"I wish that the human brain would primarily lead people to human behavior, to that rail of good. Every society, every civilization, always progresses to a certain point and disappears. Why? Because what happens there is that that beauty, which can be in every person, stops functioning between people. And that evil starts to become dominant over people and becomes worse and worse. How many civilizations have disappeared? How will our civilization end? It would be good, if people realized, that to remain human, or to have in oneself that measure, when my brain will tell me that you can do this, but you cannot do this anymore... I think, that it is the goal of a person, when one realizes this in oneself, when one comes to know oneself, where one can go or cannot, that it is still in the measure of let us say humanity, or in the measure, where one can say, that one is a human and has not stepped over the bounds of good values."
"Of course our parents were scared. And for me it was my first trip away from home. All that time until the year 1942 I had only ever been in Rohozná. And this was the first time when we had been separated from our families. Of course our mothers cried for us. We were young boys, and so we took it as an adventure. The first big German city, which stayed in my head, was Nuremberg. It was there that we first saw the horrors of war, the bombed out city. In our coupé there were also about four girls with us. When they saw the devastation, they cried. We comforted them and caressed their hair. And you could say that already there... that true friendship was formed..., when we realized, that we were depending on one another."
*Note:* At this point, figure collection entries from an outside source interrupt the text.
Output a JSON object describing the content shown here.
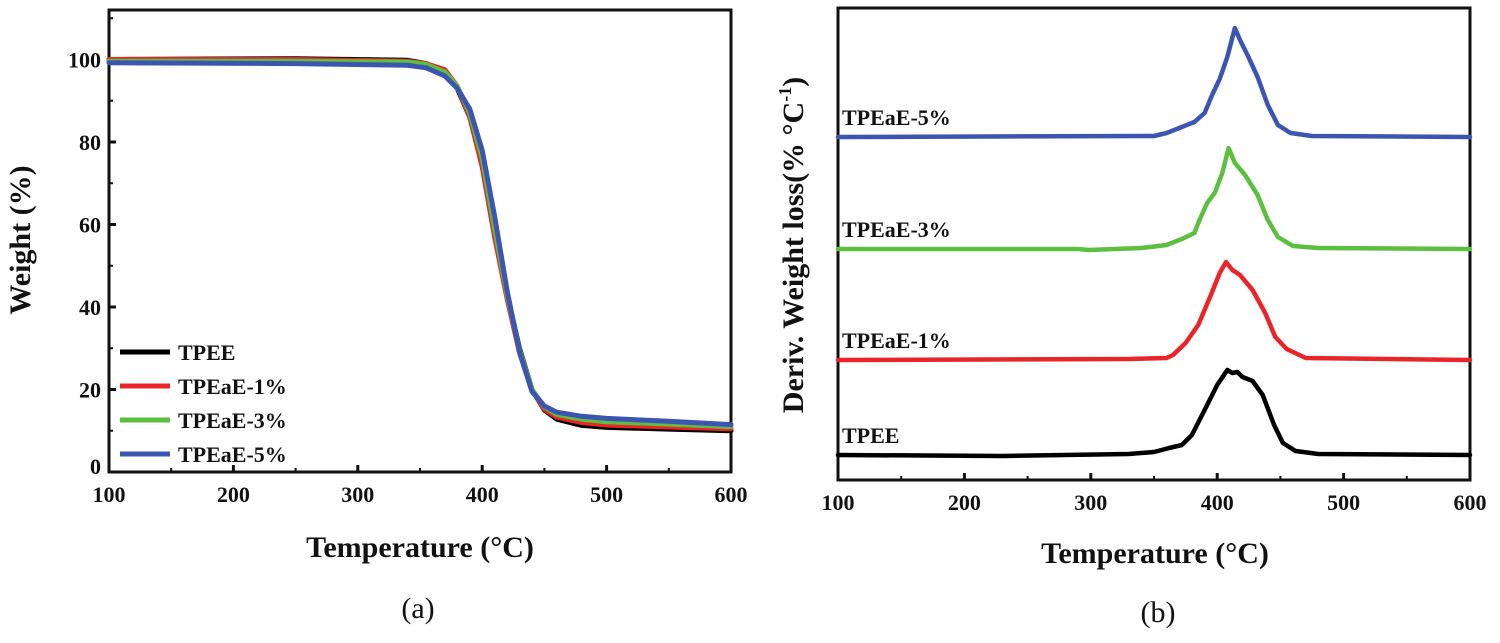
{
  "colors": {
    "TPEE": "#000000",
    "TPEaE-1%": "#e8262a",
    "TPEaE-3%": "#5cbf3f",
    "TPEaE-5%": "#3c55b0"
  },
  "chart_data": [
    {
      "type": "line",
      "panel_label": "(a)",
      "xlabel": "Temperature (°C)",
      "ylabel": "Weight (%)",
      "xlim": [
        100,
        600
      ],
      "ylim": [
        0,
        112
      ],
      "xticks": [
        100,
        200,
        300,
        400,
        500,
        600
      ],
      "yticks": [
        0,
        20,
        40,
        60,
        80,
        100
      ],
      "grid": false,
      "legend": "bottom-left",
      "series": [
        {
          "name": "TPEE",
          "color": "#000000",
          "points": [
            [
              100,
              100
            ],
            [
              250,
              100.2
            ],
            [
              340,
              99.8
            ],
            [
              355,
              99
            ],
            [
              370,
              97
            ],
            [
              380,
              93
            ],
            [
              390,
              86
            ],
            [
              400,
              75
            ],
            [
              410,
              58
            ],
            [
              420,
              43
            ],
            [
              430,
              30
            ],
            [
              440,
              20
            ],
            [
              450,
              15
            ],
            [
              460,
              12.8
            ],
            [
              480,
              11.3
            ],
            [
              500,
              10.8
            ],
            [
              550,
              10.4
            ],
            [
              600,
              10
            ]
          ]
        },
        {
          "name": "TPEaE-1%",
          "color": "#e8262a",
          "points": [
            [
              100,
              100
            ],
            [
              250,
              100
            ],
            [
              340,
              99.6
            ],
            [
              355,
              99
            ],
            [
              370,
              97.5
            ],
            [
              380,
              93.5
            ],
            [
              390,
              86
            ],
            [
              400,
              74
            ],
            [
              410,
              57
            ],
            [
              420,
              42
            ],
            [
              430,
              29
            ],
            [
              440,
              20
            ],
            [
              450,
              15.2
            ],
            [
              460,
              13.3
            ],
            [
              480,
              12
            ],
            [
              500,
              11.4
            ],
            [
              550,
              10.9
            ],
            [
              600,
              10.5
            ]
          ]
        },
        {
          "name": "TPEaE-3%",
          "color": "#5cbf3f",
          "points": [
            [
              100,
              99.6
            ],
            [
              250,
              99.6
            ],
            [
              340,
              99.4
            ],
            [
              355,
              98.8
            ],
            [
              370,
              97
            ],
            [
              380,
              93.5
            ],
            [
              390,
              87
            ],
            [
              400,
              76
            ],
            [
              410,
              59
            ],
            [
              420,
              43
            ],
            [
              430,
              29.5
            ],
            [
              440,
              20
            ],
            [
              450,
              15.8
            ],
            [
              460,
              14
            ],
            [
              480,
              12.8
            ],
            [
              500,
              12.2
            ],
            [
              550,
              11.6
            ],
            [
              600,
              11
            ]
          ]
        },
        {
          "name": "TPEaE-5%",
          "color": "#3c55b0",
          "points": [
            [
              100,
              99.2
            ],
            [
              250,
              99
            ],
            [
              340,
              98.6
            ],
            [
              355,
              98
            ],
            [
              370,
              96
            ],
            [
              380,
              93
            ],
            [
              390,
              88
            ],
            [
              400,
              78
            ],
            [
              410,
              62
            ],
            [
              420,
              44
            ],
            [
              430,
              29
            ],
            [
              440,
              19.5
            ],
            [
              450,
              16
            ],
            [
              460,
              14.5
            ],
            [
              480,
              13.5
            ],
            [
              500,
              13
            ],
            [
              550,
              12.3
            ],
            [
              600,
              11.5
            ]
          ]
        }
      ]
    },
    {
      "type": "line",
      "panel_label": "(b)",
      "xlabel": "Temperature (°C)",
      "ylabel": "Deriv. Weight loss(% °C",
      "ylabel_sup": "-1",
      "ylabel_close": ")",
      "xlim": [
        100,
        600
      ],
      "ylim": [
        -0.25,
        4.47
      ],
      "xticks": [
        100,
        200,
        300,
        400,
        500,
        600
      ],
      "yticks": [],
      "grid": false,
      "legend": "inline-left",
      "series": [
        {
          "name": "TPEE",
          "color": "#000000",
          "points": [
            [
              100,
              0
            ],
            [
              230,
              -0.01
            ],
            [
              330,
              0.01
            ],
            [
              350,
              0.03
            ],
            [
              362,
              0.07
            ],
            [
              372,
              0.1
            ],
            [
              380,
              0.2
            ],
            [
              390,
              0.45
            ],
            [
              400,
              0.7
            ],
            [
              408,
              0.85
            ],
            [
              412,
              0.82
            ],
            [
              416,
              0.83
            ],
            [
              420,
              0.78
            ],
            [
              428,
              0.74
            ],
            [
              436,
              0.6
            ],
            [
              445,
              0.3
            ],
            [
              452,
              0.12
            ],
            [
              462,
              0.04
            ],
            [
              480,
              0.01
            ],
            [
              600,
              0
            ]
          ]
        },
        {
          "name": "TPEaE-1%",
          "color": "#e8262a",
          "points": [
            [
              100,
              0.95
            ],
            [
              330,
              0.96
            ],
            [
              360,
              0.97
            ],
            [
              365,
              1.0
            ],
            [
              375,
              1.12
            ],
            [
              385,
              1.3
            ],
            [
              395,
              1.6
            ],
            [
              402,
              1.82
            ],
            [
              407,
              1.93
            ],
            [
              412,
              1.85
            ],
            [
              418,
              1.8
            ],
            [
              428,
              1.65
            ],
            [
              438,
              1.42
            ],
            [
              446,
              1.18
            ],
            [
              455,
              1.06
            ],
            [
              470,
              0.97
            ],
            [
              600,
              0.95
            ]
          ]
        },
        {
          "name": "TPEaE-3%",
          "color": "#5cbf3f",
          "points": [
            [
              100,
              2.06
            ],
            [
              290,
              2.06
            ],
            [
              298,
              2.05
            ],
            [
              340,
              2.07
            ],
            [
              360,
              2.1
            ],
            [
              372,
              2.16
            ],
            [
              382,
              2.22
            ],
            [
              386,
              2.35
            ],
            [
              392,
              2.52
            ],
            [
              398,
              2.62
            ],
            [
              404,
              2.82
            ],
            [
              409,
              3.07
            ],
            [
              414,
              2.92
            ],
            [
              422,
              2.8
            ],
            [
              432,
              2.6
            ],
            [
              440,
              2.35
            ],
            [
              448,
              2.18
            ],
            [
              460,
              2.09
            ],
            [
              480,
              2.07
            ],
            [
              600,
              2.06
            ]
          ]
        },
        {
          "name": "TPEaE-5%",
          "color": "#3c55b0",
          "points": [
            [
              100,
              3.18
            ],
            [
              350,
              3.19
            ],
            [
              360,
              3.22
            ],
            [
              372,
              3.28
            ],
            [
              382,
              3.33
            ],
            [
              390,
              3.42
            ],
            [
              396,
              3.6
            ],
            [
              402,
              3.76
            ],
            [
              408,
              3.98
            ],
            [
              414,
              4.27
            ],
            [
              418,
              4.15
            ],
            [
              424,
              4.0
            ],
            [
              432,
              3.78
            ],
            [
              440,
              3.5
            ],
            [
              448,
              3.3
            ],
            [
              458,
              3.22
            ],
            [
              475,
              3.19
            ],
            [
              600,
              3.18
            ]
          ]
        }
      ]
    }
  ]
}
"We went into the bunker just as we were. We left everything above. After about half an hour the lights suddenly went out and some sort of deep rumbling started. We knew that things were getting brutal. We could see nervousness on the Germans who were with us in the bunker. Suddenly the doors flew open and into the bunker, into that beer brewery's cellar, huge clouds of dust were blown inside. We knew that things were bad. There was darkness for about half an hour, we did not know what was going on. Occasionally you could hear prayers coming from various corners of the bunker... We were starting to get scared. Then an air raid serviceman ran in there. He started shouting: 'Alles raus, alles raus.' That means: 'Everything outside, everything outside'. Of course the Germans went first, we lined up behind them. Forty steps led outside. When we came out, there was hell all around us. The entire courtyard of the brewery was on fire. All four buildings. In the administrative building there was a drive-through, which went from the courtyard out onto the Neckarstrasse street. In the drive-through a fireman stood and was squirting water against us and we were running out onto the street under that stream of water. I ran out onto the Neckarstrasse and you could say, that every building there was was on fire. On one hand it was an awesome sight, that the Germans were finally getting beaten up. Whether we wanted to or not, we had it in us, we were happy, that the war was finally coming to an end, that Germany was losing. On the other hand it was truly horrific."
František Jiroušek was born on the 20th of September 1924 in Rohozná in the Vysočina region. Together with his other siblings he grew up in the family of a blacksmith. During the Second World War he was totally mobilized into Germany. He survived the destructive bombing of Stuttgart and the widespread of the complex, in which he lived with the others who had been transported there. Near the end of the war he hid in a bomb shelter in his birth village. However, likely due to being given away, he was discovered. Paradoxically he survived thanks to his father‘s death. He experienced firsthand the pressure of the communist regime after February 1948. Despite that he later became a member of the Communist Party of Czechoslovakia. But in his own words he never held much faith in the regime. He tried to „float through“ the system, mostly because of his one son, but who he prematurely lost. Presently he lives with his wife in a seniors‘ home in Jihlava.